Однако карлик не терял самообладания:

   - Что вам стоит дать мне яйцо или два, немного сиропа и вина, мёда и пряностей, которые в любом доме имеются в достаточном количестве? - сказал он, - скажите мне, какое  изысканное блюдо нужно приготовить и дайте мне всё, что для этого мне необходимо, и оно будет быстро приготовлено на Ваших глазах, и Вам лишь останется сказать: "Это повар по праву!".

   - Ладно, - воскликнул шеф-повар, взяв под руку управляющего замком, - ладно, забавы ради так и сделаем. Пойдём на кухню.

   Они пошли дальше через залы и коридоры и наконец пришли на кухню.  Это было большое широкое, роскошно украшенное помещение; в двадцати печах не переставая горел огонь; чистая вода, также служившая для охлаждения, текла по мраморным желобам,  запасы драгоценных дров были расположены так, чтобы быть всегда под рукой, справа и слева находилось ещё десять залов, где накапливалось все деликатесы и вкусности найденные по всему подлунному миру, от земли франков до восточных стран. Везде сновали кухонные служаки всех мастей, гремели и возились с кастрюлями и сковородками, двузубыми вилками и шумовками; но стоило только шеф-повару войти на кухню, все встали как вкопанные; только слышалось, как трещит огонь и журчат ручейки.

   - Что приказал господин сегодня себе приготовить на завтрак? - спросил шеф-повар первого по завтракам, старого повара.
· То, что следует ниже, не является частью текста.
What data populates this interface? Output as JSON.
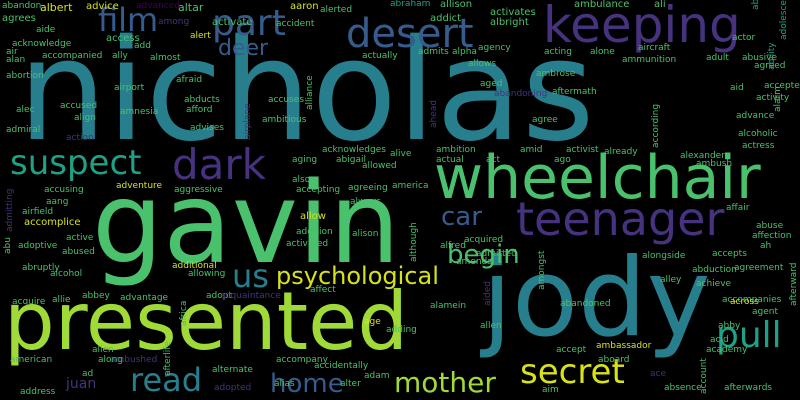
{
  "palette": {
    "yellow": "#d8e219",
    "lime": "#a0da39",
    "green": "#4ac16d",
    "teal": "#1fa187",
    "cyan": "#277f8e",
    "blue": "#365c8d",
    "indigo": "#46327e",
    "purple": "#440154"
  },
  "words": [
    {
      "text": "nicholas",
      "c": "cyan"
    },
    {
      "text": "gavin",
      "c": "green"
    },
    {
      "text": "presented",
      "c": "lime"
    },
    {
      "text": "jody",
      "c": "cyan"
    },
    {
      "text": "wheelchair",
      "c": "green"
    },
    {
      "text": "keeping",
      "c": "indigo"
    },
    {
      "text": "teenager",
      "c": "indigo"
    },
    {
      "text": "desert",
      "c": "blue"
    },
    {
      "text": "suspect",
      "c": "teal"
    },
    {
      "text": "dark",
      "c": "indigo"
    },
    {
      "text": "film",
      "c": "blue"
    },
    {
      "text": "part",
      "c": "blue"
    },
    {
      "text": "deer",
      "c": "blue"
    },
    {
      "text": "car",
      "c": "blue"
    },
    {
      "text": "begin",
      "c": "green"
    },
    {
      "text": "us",
      "c": "cyan"
    },
    {
      "text": "psychological",
      "c": "yellow"
    },
    {
      "text": "pull",
      "c": "teal"
    },
    {
      "text": "secret",
      "c": "yellow"
    },
    {
      "text": "mother",
      "c": "lime"
    },
    {
      "text": "home",
      "c": "blue"
    },
    {
      "text": "read",
      "c": "cyan"
    },
    {
      "text": "juan",
      "c": "indigo"
    },
    {
      "text": "abandon",
      "c": "green"
    },
    {
      "text": "albert",
      "c": "yellow"
    },
    {
      "text": "advice",
      "c": "yellow"
    },
    {
      "text": "advanced",
      "c": "purple"
    },
    {
      "text": "altar",
      "c": "green"
    },
    {
      "text": "aaron",
      "c": "yellow"
    },
    {
      "text": "alerted",
      "c": "green"
    },
    {
      "text": "abraham",
      "c": "teal"
    },
    {
      "text": "allison",
      "c": "green"
    },
    {
      "text": "ambulance",
      "c": "green"
    },
    {
      "text": "ali",
      "c": "green"
    },
    {
      "text": "able",
      "c": "teal"
    },
    {
      "text": "adolescent",
      "c": "teal"
    },
    {
      "text": "ability",
      "c": "teal"
    },
    {
      "text": "activates",
      "c": "green"
    },
    {
      "text": "albright",
      "c": "green"
    },
    {
      "text": "addict",
      "c": "green"
    },
    {
      "text": "agrees",
      "c": "green"
    },
    {
      "text": "access",
      "c": "green"
    },
    {
      "text": "among",
      "c": "indigo"
    },
    {
      "text": "activate",
      "c": "green"
    },
    {
      "text": "accident",
      "c": "green"
    },
    {
      "text": "alert",
      "c": "yellow"
    },
    {
      "text": "acknowledge",
      "c": "green"
    },
    {
      "text": "aide",
      "c": "green"
    },
    {
      "text": "air",
      "c": "green"
    },
    {
      "text": "ally",
      "c": "green"
    },
    {
      "text": "add",
      "c": "green"
    },
    {
      "text": "almost",
      "c": "green"
    },
    {
      "text": "admits",
      "c": "green"
    },
    {
      "text": "alpha",
      "c": "green"
    },
    {
      "text": "agency",
      "c": "green"
    },
    {
      "text": "acting",
      "c": "green"
    },
    {
      "text": "alone",
      "c": "green"
    },
    {
      "text": "aircraft",
      "c": "green"
    },
    {
      "text": "actor",
      "c": "green"
    },
    {
      "text": "alan",
      "c": "green"
    },
    {
      "text": "accompanied",
      "c": "green"
    },
    {
      "text": "actually",
      "c": "green"
    },
    {
      "text": "allows",
      "c": "green"
    },
    {
      "text": "ammunition",
      "c": "green"
    },
    {
      "text": "adult",
      "c": "green"
    },
    {
      "text": "abusive",
      "c": "green"
    },
    {
      "text": "agreed",
      "c": "green"
    },
    {
      "text": "alarm",
      "c": "green"
    },
    {
      "text": "abortion",
      "c": "green"
    },
    {
      "text": "afraid",
      "c": "green"
    },
    {
      "text": "alliance",
      "c": "green"
    },
    {
      "text": "ambrose",
      "c": "green"
    },
    {
      "text": "accepted",
      "c": "green"
    },
    {
      "text": "activity",
      "c": "green"
    },
    {
      "text": "aged",
      "c": "green"
    },
    {
      "text": "aid",
      "c": "green"
    },
    {
      "text": "alec",
      "c": "green"
    },
    {
      "text": "airport",
      "c": "green"
    },
    {
      "text": "abducts",
      "c": "green"
    },
    {
      "text": "accuses",
      "c": "green"
    },
    {
      "text": "aftermath",
      "c": "green"
    },
    {
      "text": "accused",
      "c": "green"
    },
    {
      "text": "amnesia",
      "c": "green"
    },
    {
      "text": "afford",
      "c": "green"
    },
    {
      "text": "airplane",
      "c": "indigo"
    },
    {
      "text": "ahead",
      "c": "indigo"
    },
    {
      "text": "abandoning",
      "c": "indigo"
    },
    {
      "text": "according",
      "c": "green"
    },
    {
      "text": "advance",
      "c": "green"
    },
    {
      "text": "alcoholic",
      "c": "green"
    },
    {
      "text": "admiral",
      "c": "green"
    },
    {
      "text": "align",
      "c": "green"
    },
    {
      "text": "advises",
      "c": "green"
    },
    {
      "text": "ambitious",
      "c": "green"
    },
    {
      "text": "agree",
      "c": "green"
    },
    {
      "text": "action",
      "c": "indigo"
    },
    {
      "text": "acknowledges",
      "c": "green"
    },
    {
      "text": "abigail",
      "c": "green"
    },
    {
      "text": "alive",
      "c": "green"
    },
    {
      "text": "amid",
      "c": "green"
    },
    {
      "text": "activist",
      "c": "green"
    },
    {
      "text": "already",
      "c": "green"
    },
    {
      "text": "actress",
      "c": "green"
    },
    {
      "text": "aging",
      "c": "green"
    },
    {
      "text": "allowed",
      "c": "green"
    },
    {
      "text": "alexander",
      "c": "green"
    },
    {
      "text": "ambush",
      "c": "green"
    },
    {
      "text": "ago",
      "c": "green"
    },
    {
      "text": "ambition",
      "c": "green"
    },
    {
      "text": "actual",
      "c": "green"
    },
    {
      "text": "act",
      "c": "green"
    },
    {
      "text": "adventure",
      "c": "yellow"
    },
    {
      "text": "aggressive",
      "c": "green"
    },
    {
      "text": "also",
      "c": "green"
    },
    {
      "text": "accepting",
      "c": "green"
    },
    {
      "text": "agreeing",
      "c": "green"
    },
    {
      "text": "america",
      "c": "green"
    },
    {
      "text": "accusing",
      "c": "green"
    },
    {
      "text": "always",
      "c": "green"
    },
    {
      "text": "admitting",
      "c": "indigo"
    },
    {
      "text": "aang",
      "c": "green"
    },
    {
      "text": "airfield",
      "c": "green"
    },
    {
      "text": "abu",
      "c": "green"
    },
    {
      "text": "accomplice",
      "c": "yellow"
    },
    {
      "text": "allow",
      "c": "yellow"
    },
    {
      "text": "addition",
      "c": "green"
    },
    {
      "text": "alison",
      "c": "green"
    },
    {
      "text": "although",
      "c": "green"
    },
    {
      "text": "affair",
      "c": "green"
    },
    {
      "text": "abuse",
      "c": "green"
    },
    {
      "text": "affection",
      "c": "green"
    },
    {
      "text": "adoptive",
      "c": "green"
    },
    {
      "text": "active",
      "c": "green"
    },
    {
      "text": "activated",
      "c": "green"
    },
    {
      "text": "abused",
      "c": "green"
    },
    {
      "text": "alfred",
      "c": "green"
    },
    {
      "text": "acquired",
      "c": "green"
    },
    {
      "text": "ah",
      "c": "green"
    },
    {
      "text": "abruptly",
      "c": "green"
    },
    {
      "text": "additional",
      "c": "yellow"
    },
    {
      "text": "allowing",
      "c": "green"
    },
    {
      "text": "admitted",
      "c": "green"
    },
    {
      "text": "amends",
      "c": "green"
    },
    {
      "text": "alongside",
      "c": "green"
    },
    {
      "text": "accepts",
      "c": "green"
    },
    {
      "text": "afterward",
      "c": "green"
    },
    {
      "text": "alcohol",
      "c": "green"
    },
    {
      "text": "amongst",
      "c": "green"
    },
    {
      "text": "abduction",
      "c": "green"
    },
    {
      "text": "agreement",
      "c": "green"
    },
    {
      "text": "acquire",
      "c": "green"
    },
    {
      "text": "allie",
      "c": "green"
    },
    {
      "text": "abbey",
      "c": "green"
    },
    {
      "text": "africa",
      "c": "green"
    },
    {
      "text": "adopt",
      "c": "green"
    },
    {
      "text": "affect",
      "c": "green"
    },
    {
      "text": "alley",
      "c": "green"
    },
    {
      "text": "achieve",
      "c": "green"
    },
    {
      "text": "accompanies",
      "c": "green"
    },
    {
      "text": "abandoned",
      "c": "green"
    },
    {
      "text": "advantage",
      "c": "green"
    },
    {
      "text": "acquaintance",
      "c": "indigo"
    },
    {
      "text": "aided",
      "c": "indigo"
    },
    {
      "text": "agent",
      "c": "green"
    },
    {
      "text": "alamein",
      "c": "green"
    },
    {
      "text": "adding",
      "c": "green"
    },
    {
      "text": "alien",
      "c": "green"
    },
    {
      "text": "afterlife",
      "c": "green"
    },
    {
      "text": "ambushed",
      "c": "indigo"
    },
    {
      "text": "age",
      "c": "yellow"
    },
    {
      "text": "allen",
      "c": "green"
    },
    {
      "text": "abby",
      "c": "green"
    },
    {
      "text": "across",
      "c": "yellow"
    },
    {
      "text": "acid",
      "c": "green"
    },
    {
      "text": "academy",
      "c": "green"
    },
    {
      "text": "ambassador",
      "c": "yellow"
    },
    {
      "text": "accept",
      "c": "green"
    },
    {
      "text": "along",
      "c": "green"
    },
    {
      "text": "american",
      "c": "green"
    },
    {
      "text": "accompany",
      "c": "green"
    },
    {
      "text": "alternate",
      "c": "green"
    },
    {
      "text": "accidentally",
      "c": "green"
    },
    {
      "text": "alias",
      "c": "green"
    },
    {
      "text": "adam",
      "c": "green"
    },
    {
      "text": "aboard",
      "c": "green"
    },
    {
      "text": "account",
      "c": "green"
    },
    {
      "text": "ace",
      "c": "indigo"
    },
    {
      "text": "ad",
      "c": "green"
    },
    {
      "text": "address",
      "c": "green"
    },
    {
      "text": "alter",
      "c": "green"
    },
    {
      "text": "adopted",
      "c": "indigo"
    },
    {
      "text": "aim",
      "c": "green"
    },
    {
      "text": "absence",
      "c": "green"
    },
    {
      "text": "afterwards",
      "c": "green"
    }
  ]
}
   - Господин изволит откушать датский суп и красные фрикадельки по-гамбургски.

   - Хорошо, - снова промолвил шеф-повар, - ты слышал, какие блюда хочет господин?  Осмелишься ли ты приготовить столь сложное блюдо? Фрикадельки тебе в любом случае не под силу, ведь это секрет[ный рецепт].

   - Нет ничего проще, - ответил карлик ко всеобщему удивлению; ведь он-то будучи бельчонком частенько готовил эти блюда, - подайте мне для супа трав, этих и вон тех пряностей, жира дикого кабана, кореньев и яиц. А для фрикаделек, - тут он заговорил так тихо, что лишь шеф-повар и первый по завтракам могли его слышать, - мне понадобится четыре вида мяса, немного вина, топленый утиный жир, имбирь и  известный травяной сбор, который ещё называется "услада желудка".

   - Святой Бенедикт! У какого же кудесника ты учился? - воскликнул изумленно повар, - всё тютелька в тютельку, как он сказал, разве только "услада желудка" в нем у нас не используется; да-сс, а должно быть от неё блюдо станет ещё приятней. Ох, кудесник меж поваров!

   - Кто бы мог подумать? - удивился шеф-повар, - но давайте-ка его проверим.  Дайте ему всё, что он затребовал, и пусть он приготовит завтрак.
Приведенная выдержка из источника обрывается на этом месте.